The survey, which has tracked support and opposition for the inquiry each week, support for the investigation inched down 2 points — to 48 percent from 50 percent — while opposition to the inquiry ticked up 3 points — to 45 percent from 42 percent.

POLITICO and Morning Consult surveyed registered voters beginning after the second public hearing of the impeachment inquiry, and the poll results may indicate that support for the inquiry has reached its peak after steadily building over the past several months. The results were largely driven by independent voters, among whom support dropped by 7 points over the past week.

“Voter opposition to the impeachment inquiry is at its highest point since Morning Consult and POLITICO began tracking the issue,” said Tyler Sinclair, Morning Consult’s vice president. “A key driver for this shift appears to be independents. Today, 47 percent of independents oppose the impeachment inquiry, compared to 37 percent who said the same one week ago.”

This matches up with the latest iteration of FiveThirtyEight’s aggregate tracking on impeachment polls as well. After a peak on October 14th of 50.3/43.8 in favor of impeachment, it has now declined to 47.9/45.4 — tracking ever closer to a flat-out tie. The trend is going in the wrong direction at the very time that Schiff is finally laying out his public case for impeachment, which speaks volumes about the impact of his hearsay witnesses and lack of direct evidence for hysterical charges of “bribery” and extortion.

It’s not the only metric showing a stall in Democrats’ momentum or worse. When asked about prioritization, the split for making impeachment “a top priority” is 46/45, not exactly a consensus pick. In comparison, voters are much more concerned about …

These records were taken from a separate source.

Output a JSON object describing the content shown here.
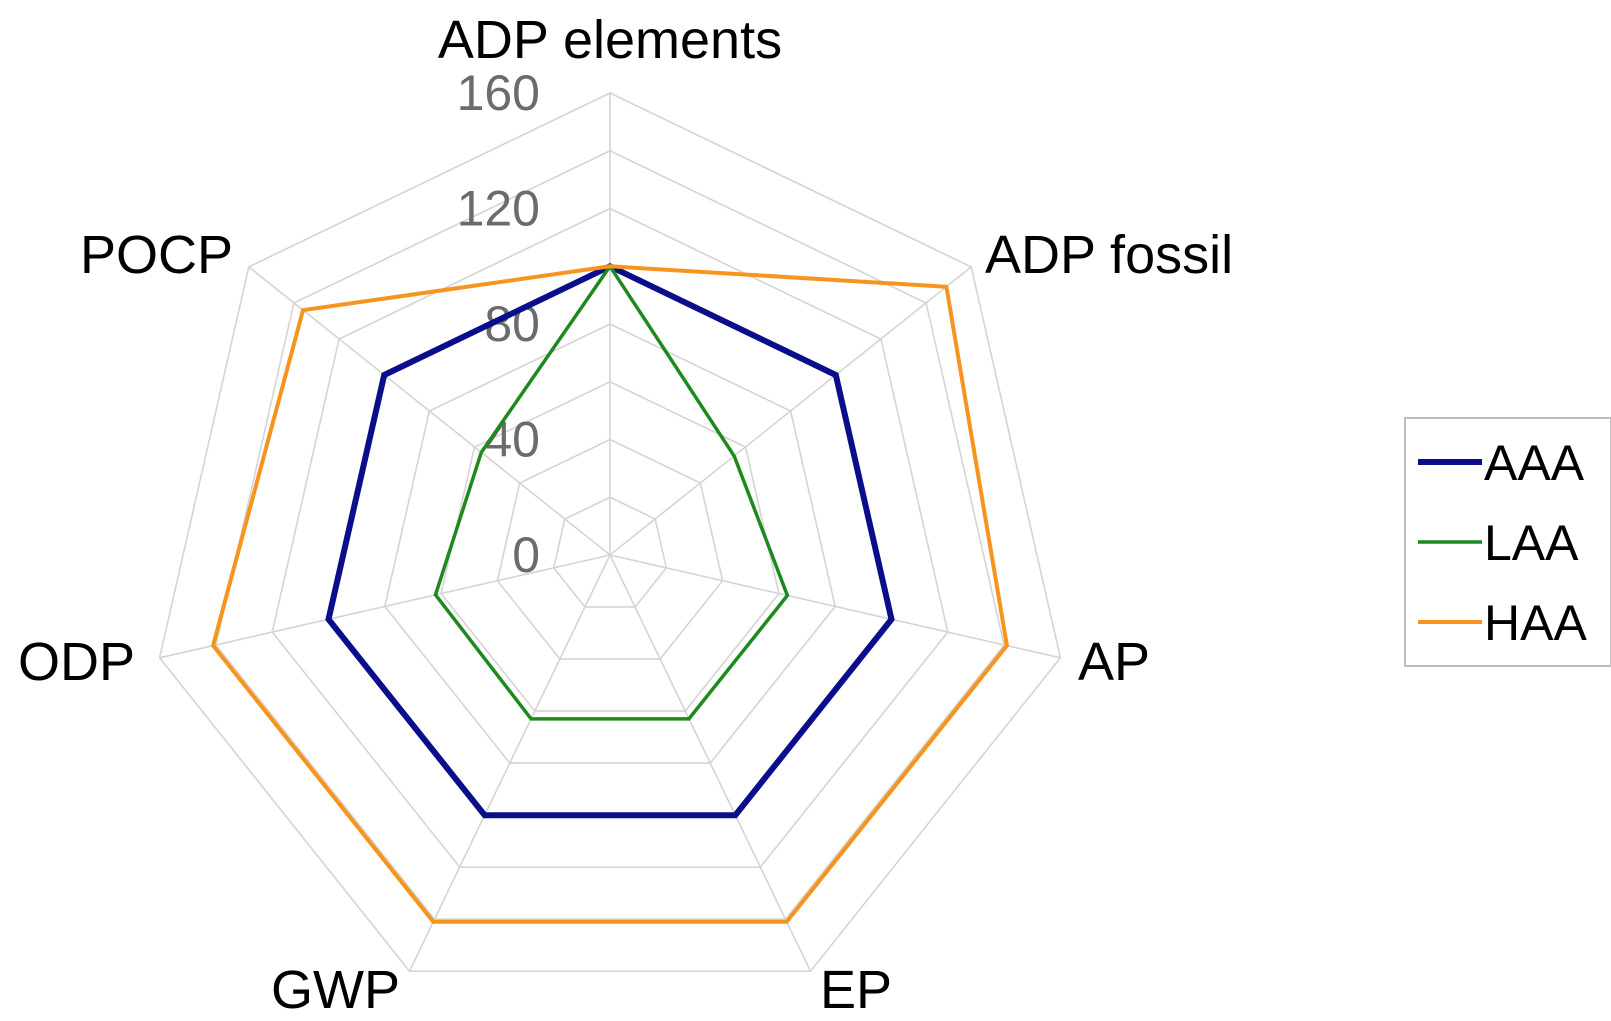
{
  "chart_data": {
    "type": "radar",
    "axes": [
      "ADP elements",
      "ADP fossil",
      "AP",
      "EP",
      "GWP",
      "ODP",
      "POCP"
    ],
    "r_ticks": [
      "0",
      "40",
      "80",
      "120",
      "160"
    ],
    "r_range": [
      0,
      160
    ],
    "grid": true,
    "legend_position": "right",
    "series": [
      {
        "name": "AAA",
        "color": "#0b0e8a",
        "values": [
          100,
          100,
          100,
          100,
          100,
          100,
          100
        ]
      },
      {
        "name": "LAA",
        "color": "#1e8a1e",
        "values": [
          100,
          55,
          63,
          63,
          63,
          62,
          57
        ]
      },
      {
        "name": "HAA",
        "color": "#f7941d",
        "values": [
          100,
          149,
          141,
          141,
          141,
          141,
          136
        ]
      }
    ]
  }
}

  • Reducing the federal budget deficit: 80/10
  • Healthcare reform bill: 79/12
  • Infrastructure stimulus: 73/13
  • Immigration reform: 72/17
  • Climate change: 62/29
  • DACA statute: 60/30
  • Legislation addressing economic inequality: 56/31

Only the border wall scores lower than impeachment in this poll, quite a feat for Adam Schiff this late in the game. Note too that almost all of those priorities are supposedly priorities for House Democrats as well. If they had spent 2019 working on the agenda that voters prioritize rather than on their three-year project to remove Donald Trump from office, they might not be worried about losing their majority — they could be planning for a new Senate majority.

The media doesn’t perform too well in this poll, either. By a 2:1 margin, Americans think that the impeachment inquiry is more important to the media than it is to them (60/30), and the same exact split applies to politicians (60/30). The condemnation of the media is rather partisan, with 78% of Republicans believing that it’s more important to the media than the voters, but 61% of independents agree — and so do 44% of Democrats. The same rough split as overall shows up in every age demo, every income demo, and even comes close in every ethnic demo, although it dips to the low 50s among Hispanics and African-Americans. It even gets a plurality among those who disapprove of Trump, 48/42.

About the only good news from the poll is that only a plurality disapprove of Democrats’ handling of impeachment:

While a plurality continues to support the inquiry overall, they also remain stable in their opposition to Democrats’ handling of the inquiry, 46 percent to 42 percent.

Expect that to change as it becomes clear that Schiff doesn’t have a case, and as bored voters tune out. And when that changes, Nancy Pelosi will regret not having worked on the real priorities of voters for the past year.